Sitting down to write and work on your ceremony can be overwhelming—it’s an empty document expectantly staring at you. You get that final university paper feeling with the cursor blinking in your face. You know there are a bunch of components in a ceremony, but which ones should you include? And which ones do you need to include?
What follows is how I can help couples build their ceremonies in four short steps
1. Find a style:
Decide with your partner what sort of ceremony you’d like to have: long, short, traditional, non-traditional, etc. Know that a twenty-minute ceremony is about the average length. Are you having a Jewish ceremony, a ceremony with Catholic touches, or a totally secular ceremony? Quaker ceremonies offer silent reflection and a chance for everyone to speak. You could always go the civil ceremony option and say the legal bare minimum. Or do you want to go totally non-traditional and build your own format? Discuss as a team of two and try consider interested parties—do you or your partners’ parents want a certain religious or traditional aspect in your ceremony? Are you willing to incorporate it?

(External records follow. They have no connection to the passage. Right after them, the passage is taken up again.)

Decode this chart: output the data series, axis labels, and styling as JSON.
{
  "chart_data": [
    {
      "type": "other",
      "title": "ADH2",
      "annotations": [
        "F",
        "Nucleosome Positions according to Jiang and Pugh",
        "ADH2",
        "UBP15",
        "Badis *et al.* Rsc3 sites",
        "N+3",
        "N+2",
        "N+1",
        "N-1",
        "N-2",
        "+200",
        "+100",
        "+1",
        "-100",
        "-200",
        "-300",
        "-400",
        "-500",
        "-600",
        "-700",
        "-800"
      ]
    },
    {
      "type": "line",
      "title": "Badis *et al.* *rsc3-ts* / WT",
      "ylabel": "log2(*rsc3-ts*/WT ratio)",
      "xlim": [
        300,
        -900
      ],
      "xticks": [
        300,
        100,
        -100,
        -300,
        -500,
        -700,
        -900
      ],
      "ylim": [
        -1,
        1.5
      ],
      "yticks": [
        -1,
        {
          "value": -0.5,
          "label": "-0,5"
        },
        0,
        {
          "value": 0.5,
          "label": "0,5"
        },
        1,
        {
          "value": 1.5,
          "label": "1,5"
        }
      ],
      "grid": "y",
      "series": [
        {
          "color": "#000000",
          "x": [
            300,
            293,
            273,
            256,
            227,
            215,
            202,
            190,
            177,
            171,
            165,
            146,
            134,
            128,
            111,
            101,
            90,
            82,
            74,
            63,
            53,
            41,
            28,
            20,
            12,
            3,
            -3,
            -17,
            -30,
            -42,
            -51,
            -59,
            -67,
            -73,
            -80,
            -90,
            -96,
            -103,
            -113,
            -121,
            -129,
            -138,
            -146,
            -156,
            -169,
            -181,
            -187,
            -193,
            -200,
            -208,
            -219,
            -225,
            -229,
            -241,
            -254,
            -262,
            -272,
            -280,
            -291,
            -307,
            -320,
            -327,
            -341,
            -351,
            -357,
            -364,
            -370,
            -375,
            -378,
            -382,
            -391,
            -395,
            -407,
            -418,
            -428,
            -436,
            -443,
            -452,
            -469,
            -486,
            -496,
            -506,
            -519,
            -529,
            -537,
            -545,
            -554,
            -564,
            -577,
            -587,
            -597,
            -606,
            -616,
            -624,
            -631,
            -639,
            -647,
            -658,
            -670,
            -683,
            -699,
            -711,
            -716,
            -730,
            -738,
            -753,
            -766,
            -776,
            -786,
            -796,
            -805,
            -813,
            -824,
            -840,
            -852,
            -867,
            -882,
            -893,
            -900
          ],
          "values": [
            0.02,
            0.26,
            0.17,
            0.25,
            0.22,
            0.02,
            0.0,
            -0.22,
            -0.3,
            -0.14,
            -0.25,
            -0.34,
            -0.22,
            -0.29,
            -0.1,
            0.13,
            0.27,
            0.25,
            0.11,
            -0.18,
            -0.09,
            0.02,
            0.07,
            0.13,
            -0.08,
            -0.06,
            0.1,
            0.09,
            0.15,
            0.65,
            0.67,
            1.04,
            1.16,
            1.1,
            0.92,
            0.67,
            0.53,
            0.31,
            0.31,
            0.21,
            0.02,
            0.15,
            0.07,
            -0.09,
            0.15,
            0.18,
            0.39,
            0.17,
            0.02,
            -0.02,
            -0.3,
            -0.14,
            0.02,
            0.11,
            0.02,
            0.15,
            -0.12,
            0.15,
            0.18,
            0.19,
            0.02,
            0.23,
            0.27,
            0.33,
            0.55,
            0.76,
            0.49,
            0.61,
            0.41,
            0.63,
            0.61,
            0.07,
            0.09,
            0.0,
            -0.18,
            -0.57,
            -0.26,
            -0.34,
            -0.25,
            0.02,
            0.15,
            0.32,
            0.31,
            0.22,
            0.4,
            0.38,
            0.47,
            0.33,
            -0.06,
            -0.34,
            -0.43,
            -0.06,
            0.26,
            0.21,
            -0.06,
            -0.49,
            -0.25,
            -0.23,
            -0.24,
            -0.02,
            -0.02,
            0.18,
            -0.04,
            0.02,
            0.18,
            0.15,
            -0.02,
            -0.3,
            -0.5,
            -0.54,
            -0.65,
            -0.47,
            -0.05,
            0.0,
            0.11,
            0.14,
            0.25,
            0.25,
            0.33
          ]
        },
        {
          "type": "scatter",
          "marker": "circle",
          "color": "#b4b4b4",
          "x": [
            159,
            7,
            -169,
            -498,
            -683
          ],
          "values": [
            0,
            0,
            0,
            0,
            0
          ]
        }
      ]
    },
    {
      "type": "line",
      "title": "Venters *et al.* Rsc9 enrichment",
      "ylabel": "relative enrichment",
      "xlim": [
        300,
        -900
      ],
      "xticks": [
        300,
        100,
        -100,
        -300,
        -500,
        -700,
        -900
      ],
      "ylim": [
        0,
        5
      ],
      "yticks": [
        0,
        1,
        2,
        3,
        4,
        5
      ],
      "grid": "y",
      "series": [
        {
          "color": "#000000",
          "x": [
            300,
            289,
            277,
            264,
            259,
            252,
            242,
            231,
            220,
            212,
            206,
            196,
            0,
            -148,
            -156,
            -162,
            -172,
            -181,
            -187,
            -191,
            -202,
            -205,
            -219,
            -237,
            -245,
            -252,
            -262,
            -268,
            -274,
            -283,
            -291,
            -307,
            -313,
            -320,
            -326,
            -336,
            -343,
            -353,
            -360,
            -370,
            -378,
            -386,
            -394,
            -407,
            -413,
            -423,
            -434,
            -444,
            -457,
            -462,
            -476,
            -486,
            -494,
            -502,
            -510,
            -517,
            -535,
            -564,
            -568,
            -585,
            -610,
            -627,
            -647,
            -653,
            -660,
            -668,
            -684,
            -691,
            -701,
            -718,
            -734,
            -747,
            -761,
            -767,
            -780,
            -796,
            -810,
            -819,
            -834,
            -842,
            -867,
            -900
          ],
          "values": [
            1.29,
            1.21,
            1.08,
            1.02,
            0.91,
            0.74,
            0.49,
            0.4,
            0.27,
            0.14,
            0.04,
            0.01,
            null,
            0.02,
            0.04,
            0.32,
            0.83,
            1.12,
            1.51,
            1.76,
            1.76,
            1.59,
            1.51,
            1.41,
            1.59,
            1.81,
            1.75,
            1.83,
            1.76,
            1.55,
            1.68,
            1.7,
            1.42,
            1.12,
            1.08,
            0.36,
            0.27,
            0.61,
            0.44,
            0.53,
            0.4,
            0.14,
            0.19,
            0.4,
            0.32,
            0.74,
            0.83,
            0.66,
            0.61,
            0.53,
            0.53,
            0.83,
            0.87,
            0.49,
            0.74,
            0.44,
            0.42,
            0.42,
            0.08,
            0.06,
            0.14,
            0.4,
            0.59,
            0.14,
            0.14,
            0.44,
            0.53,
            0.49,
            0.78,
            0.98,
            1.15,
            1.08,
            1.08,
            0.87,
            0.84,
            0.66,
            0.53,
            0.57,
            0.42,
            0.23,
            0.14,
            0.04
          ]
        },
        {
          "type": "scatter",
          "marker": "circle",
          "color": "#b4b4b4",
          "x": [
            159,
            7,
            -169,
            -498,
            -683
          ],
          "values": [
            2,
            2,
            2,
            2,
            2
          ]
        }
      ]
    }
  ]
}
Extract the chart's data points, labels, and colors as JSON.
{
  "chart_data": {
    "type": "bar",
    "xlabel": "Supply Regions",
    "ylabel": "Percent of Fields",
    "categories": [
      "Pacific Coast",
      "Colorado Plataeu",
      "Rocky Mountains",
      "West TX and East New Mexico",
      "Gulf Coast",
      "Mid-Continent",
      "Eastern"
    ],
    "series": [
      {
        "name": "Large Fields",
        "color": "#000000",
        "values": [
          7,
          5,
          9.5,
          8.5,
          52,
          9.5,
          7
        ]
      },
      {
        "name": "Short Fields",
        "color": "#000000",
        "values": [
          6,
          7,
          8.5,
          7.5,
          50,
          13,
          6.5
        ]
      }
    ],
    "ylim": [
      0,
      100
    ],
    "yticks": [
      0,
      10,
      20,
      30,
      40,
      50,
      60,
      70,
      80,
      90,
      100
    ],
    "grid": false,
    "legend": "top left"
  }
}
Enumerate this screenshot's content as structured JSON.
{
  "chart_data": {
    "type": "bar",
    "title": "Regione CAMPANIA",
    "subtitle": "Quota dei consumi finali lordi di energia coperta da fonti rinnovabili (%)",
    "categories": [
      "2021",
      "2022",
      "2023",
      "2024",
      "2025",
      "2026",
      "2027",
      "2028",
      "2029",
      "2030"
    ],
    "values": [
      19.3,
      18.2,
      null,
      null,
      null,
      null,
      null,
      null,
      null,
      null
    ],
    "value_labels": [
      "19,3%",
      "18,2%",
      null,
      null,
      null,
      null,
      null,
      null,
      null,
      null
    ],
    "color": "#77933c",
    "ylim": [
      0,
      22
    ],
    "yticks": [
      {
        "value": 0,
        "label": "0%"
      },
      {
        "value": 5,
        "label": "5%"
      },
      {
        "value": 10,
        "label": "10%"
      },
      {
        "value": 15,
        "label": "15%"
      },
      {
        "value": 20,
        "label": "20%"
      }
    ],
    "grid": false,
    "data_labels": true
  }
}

Talk to your partner about length of the ceremony and what style you’d like it to reflect.
2. Find a tone and a “feel”:
Just like those university papers, your wedding ceremony should have a “feel” which makes the whole ceremony cohesive, and much easier to create. For example, is your message, “We took a journey together and this is the ultimate journey we start today,” or “Our love has been tested and today we reaffirm our connection,” or “Woohoo! FINALLY!” Is your tone nostalgic? Forward thinking? Is your ceremony aimed toward the community of loved ones there to celebrate and witness your love, or it more about the team of two you’ve created with your partner? The “feel” and tone will also help you write vows, find readings, and help you and your officiant write an address for the wedding.
3. Decide which components of the ceremony you want to include:
These are the wedding ceremony components in loosely the order people generally use, but there is no reason you can’t move things around (and of course, cut things entirely). Remember, it’s your wedding—do what feels comfortable to you.
The Opening: A welcome, a please turn off your cell phones, a thank you to the guests for attending.
The Address: This is when a message is shared with your guests, a speech from me as the Celebrant, sometimes including readings. In a church wedding this would be when the minister gives a sermon. You may want me to tell a personal story about you and your partner or explain how you met. You might want me to share a reading or song lyric, proverb, or religious reading.
The Readings: The readings really are exactly what they sound like. You may want someone to read a poem, song lyric or a Bible passage. I will introduce the reader who will stand & come up to the ceremony, to proceed with the reading.
The Expression of Intent: I am proceeding in caps because this is important: THIS IS THE ONLY PART OF THE WEDDING CEREMONY WHICH IS LEGALLY MANDATED. The expression of intent is when you and your partner are asked if you take this person to be your legally wedded partner, and you say, “I do,” or, “Hell yes!” or, “We do,” or “Yes, yes, a million times yes.”
The Vows: There are options with the vows. Either you can read them, or I can read them, and you repeat them. You can write them or you can leave out personal vows all together. Either way, having the previously mentioned “feel” makes it much easier to either stick with the general theme of the ceremony or cover something outside the theme that you want included.
The Ceremony of the Rings: I speak for a moment about the meaning of rings. It usually is along the lines of, “Rings are a circle which is eternal, as is love,” but varies with different religious and cultural contexts. Feel free to add to this explanation, or keep it super simple.
The Ring Vows: This is when you present your partner with their ring. You may want to repeat after me, as it’s hard to remember what you want to say when you’re up there getting married! You’ll place the ring on your partner’s finger and say something to the effect of, “With this ring I thee wed.” Again, you can get as creative as you like with the words to choose to say before you place the ring.
The Pronouncement: Exactly what it sounds like, I will pronounce you wed, married, husband and wife, wife and wife, husband and husband, zombie hunters for life…whatever you like.
The Kiss: The kiss! I love this part, it’s so happy.
I’d like to stress this point: you do not need all of the parts just listed. You should make your wedding feel just the way you want it to—like you, like tradition, or like some combination. If you want to move all the parts around, do it. If you want to flat out leave some parts out, feel free to do that too. (With the exception of the Expression of Intent.)
4. Make it you!
This is your wedding, it should sound and feel like you. I truly believe as long as you’re being kind and not making anyone uncomfortable there is nothing “inappropriate” for your wedding. Find touches that make it feel like your ceremony. There are a lot of ways to add touches that will make the wedding feel tailored to your team of two: readings, and who reads them, a song sung by a friend, a blessing given by a family member, a tradition carried out by generations, or a tradition you’re starting that day. However, you make the ceremony feel right, do that—this is your day, your ceremony, your wedding, and your marriage. Make it feel like you, however that works.